DataBiosphere / dsub

Open-source command-line tool to run batch computing tasks and workflows on backend services such as Google Cloud.
Apache License 2.0
262 stars 45 forks source link

gcsfuse docker missing, —mount option now broken #298

Open ConorMesser opened 2 days ago

ConorMesser commented 2 days ago

I believe the docker image for gcsfuse previously referenced is now missing/deleted.

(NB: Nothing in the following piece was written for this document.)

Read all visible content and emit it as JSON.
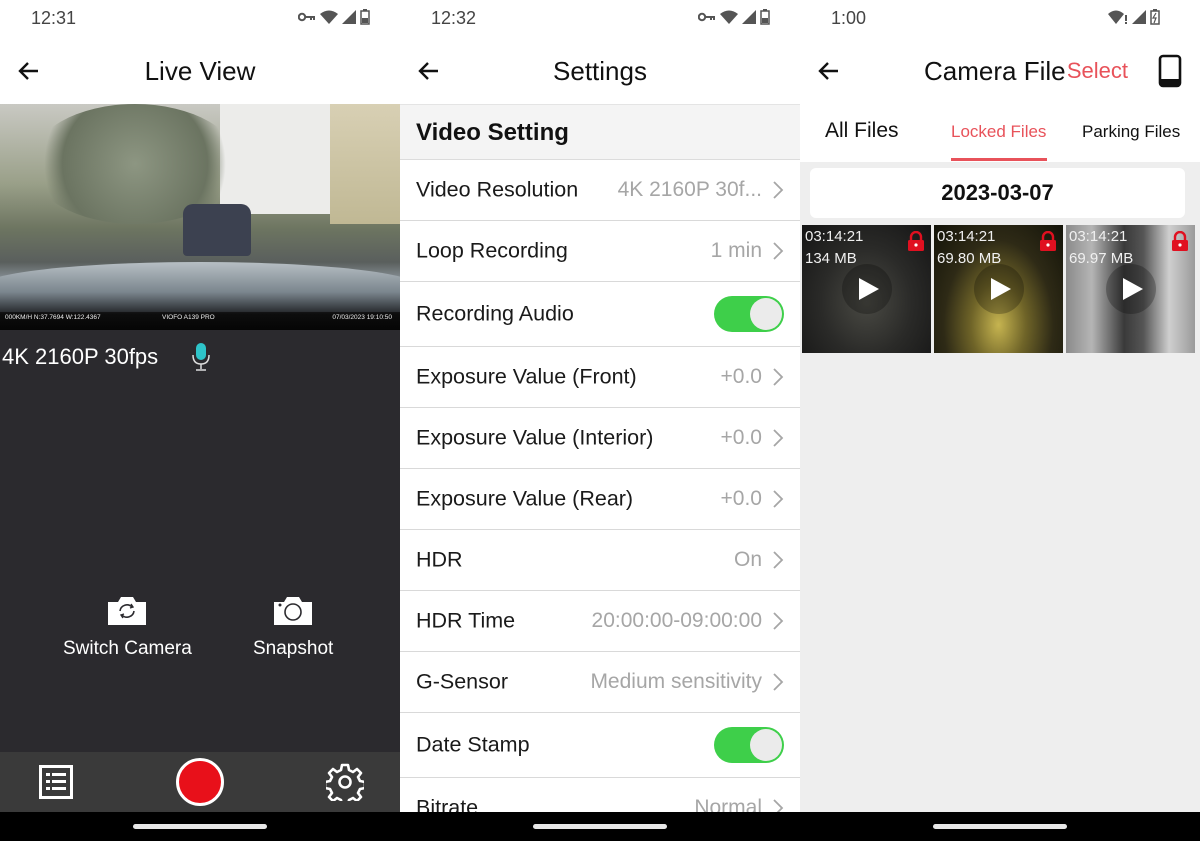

It is still referenced by the pipeline for mounting a bucket using google_v2_base: gcr.io/cloud-genomics-pipelines/gcsfuse:latest.

When running dsub on a script that worked last week, I now get this error (for dsub v0.4.13 or v0.5.0): Execution failed: generic::unknown: pulling image: docker pull: running ["docker" "pull" "gcr.io/cloud-genomics-pipelines/gcsfuse:latest"]: exit status 1 (standard error: "Error response from daemon: Head \"https://gcr.io/v2/cloud-genomics-pipelines/gcsfuse/manifests/latest\": denied: Permission \"artifactregistry.repositories.downloadArtifacts\" denied on resource \"projects/cloud-genomics-pipelines/locations/us/repositories/gcr.io\" (or it may not exist)\n")

Can the referenced image be updated to either an existing public image or gcsfuse or can a new docker be created and hosted using the docker file?

Code snippet to reproduce the error:

Script:

vi ./scripts/test.hello_world.sh %%%% echo "Hello World" echo "${INPUT_TEXT}" %%%%%

DSUB Call:

DSUB_USER_NAME="$(echo "${OWNER_EMAIL}" | cut -d@ -f1)" BASH_SCRIPT="./scripts/test.hello_world.sh"

dsub \ --provider google-cls-v2 \ --user-project "${GOOGLE_PROJECT}" \ --project "${GOOGLE_PROJECT}" \ --network "network" \ --subnetwork "subnetwork" \ --service-account "$(gcloud config get-value account)" \ --user "${DSUB_USER_NAME}" \ --regions us-central1 \ --logging "${WORKSPACE_BUCKET}/test.hello_world.log" \ --machine-type "n2-standard-2" \ --disk-size "10" \ --name "test_mount" \ --script "${BASH_SCRIPT}" \ --image "conormesser/splash:v2.6.2" \ --mount DRIVE="${WORKSPACE_BUCKET}" \ --env INPUT_TEXT="This is a test"

mbookman commented 1 day ago

Thank-you for reporting @ConorMesser !

dsub is picking up a Docker image that had been maintained by the Google HCLS team (who also supported the Life Sciences API). The Dockerfile for this can be found here:

https://github.com/googlegenomics/pipelines-tools

I believe that the Google Batch team had inherited support for these tools. I've filed a ticket for this with that team. In the meantime, you could build and copy an image into Artifact Registry and update your local version of the code to pick it up:

https://cloud.google.com/artifact-registry/docs/docker/pushing-and-pulling

ConorMesser commented 1 day ago

I don’t have time to try this today but will attempt it next week.

If you hear anything from the Google Batch team, let me know!